Innovation:  Use “printed cards and type (or write) the desired headings onto the top of the card. Each of these would have the full bibliographic information” … users would no “longer need to follow ‘see’ references from headings to the one full entry card in the catalog

The printed card “combined bibliographic information and heading tracings in a single ‘record’, with the bibliographic information on the card being an entry point to the headings.”

Innovation: “The MARC record was designed to have all of the information needed to print the set of cards for a book” … “Here again the bibliographic information and the heading information were together in a single unit, and it even followed the card printing convention of the order of the entries, with the bibliographic description at top, followed by headings. With the MARC record, it was possible to not only print sets of cards, but to actually print the headers on the cards, so … they were ready to go into the catalog at their respective places.

the catalog is composed of cards for headings that have attached to them the related bibliographic description. Most items in the library are represented more than once in the catalog. The catalog is a catalog of headings.

In most computer-based catalogs, the relationship between headings and bibliographic data is reversed: the record with bibliographic and heading data, is stored once; access points, analogous to the headings of the card catalog, are extracted to indexes that all point to the single record.

Indexes of the database system are not visible to the user. This is the opposite of the card catalog where the entry points were what the user saw and navigated through.

online catalogs are not “a linear, alphabetically ordered list of headings.” Databases  “encourage the use of searching rather than linear browsing. Even if one searches in headings as a left-anchored string, … a search results in a retrieved set of matching entries, not a point in an alphabetical list. There is no way to navigate to nearby entries.

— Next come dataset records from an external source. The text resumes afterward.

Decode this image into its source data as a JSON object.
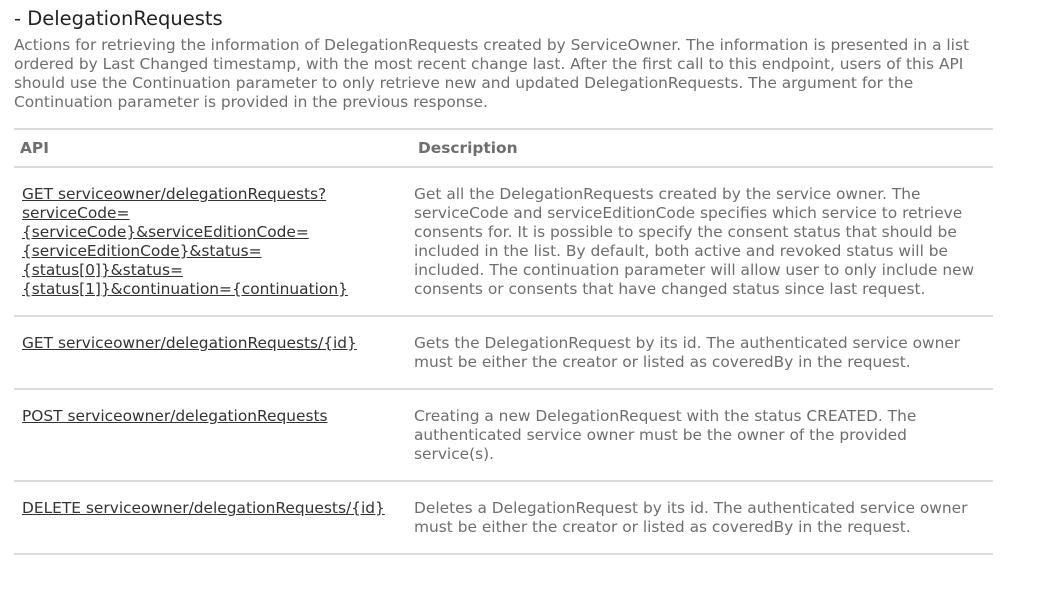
{
  "section": {
    "title": "- DelegationRequests",
    "description": "Actions for retrieving the information of DelegationRequests created by ServiceOwner. The information is presented in a list ordered by Last Changed timestamp, with the most recent change last. After the first call to this endpoint, users of this API should use the Continuation parameter to only retrieve new and updated DelegationRequests. The argument for the Continuation parameter is provided in the previous response."
  },
  "table": {
    "headers": {
      "api": "API",
      "description": "Description"
    },
    "rows": [
      {
        "api": "GET serviceowner/delegationRequests?serviceCode={serviceCode}&serviceEditionCode={serviceEditionCode}&status={status[0]}&status={status[1]}&continuation={continuation}",
        "description": "Get all the DelegationRequests created by the service owner. The serviceCode and serviceEditionCode specifies which service to retrieve consents for. It is possible to specify the consent status that should be included in the list. By default, both active and revoked status will be included. The continuation parameter will allow user to only include new consents or consents that have changed status since last request."
      },
      {
        "api": "GET serviceowner/delegationRequests/{id}",
        "description": "Gets the DelegationRequest by its id. The authenticated service owner must be either the creator or listed as coveredBy in the request."
      },
      {
        "api": "POST serviceowner/delegationRequests",
        "description": "Creating a new DelegationRequest with the status CREATED. The authenticated service owner must be the owner of the provided service(s)."
      },
      {
        "api": "DELETE serviceowner/delegationRequests/{id}",
        "description": "Deletes a DelegationRequest by its id. The authenticated service owner must be either the creator or listed as coveredBy in the request."
      }
    ]
  }
}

The bibliographic data is therefore not provided either in the context or the order of the catalog.

if the catalog uses a visible and logical order, like alphabetical by author and title, or most recent by date, there is no way from the displayed list for the user to get the sense of “where am I?” that was provided by the catalog of headings.

A “major difference between the card catalog and the computer catalog: the ability to search on individual words in the bibliographic record rather than being limited to seeking on full left-anchored headings… keyword searching was both a boon and a bane because it was a major factor in the loss of context in the library catalog.

So how do we get context back? Faceting based on headings seems to provide that. I will check back with Karen as she continues her series.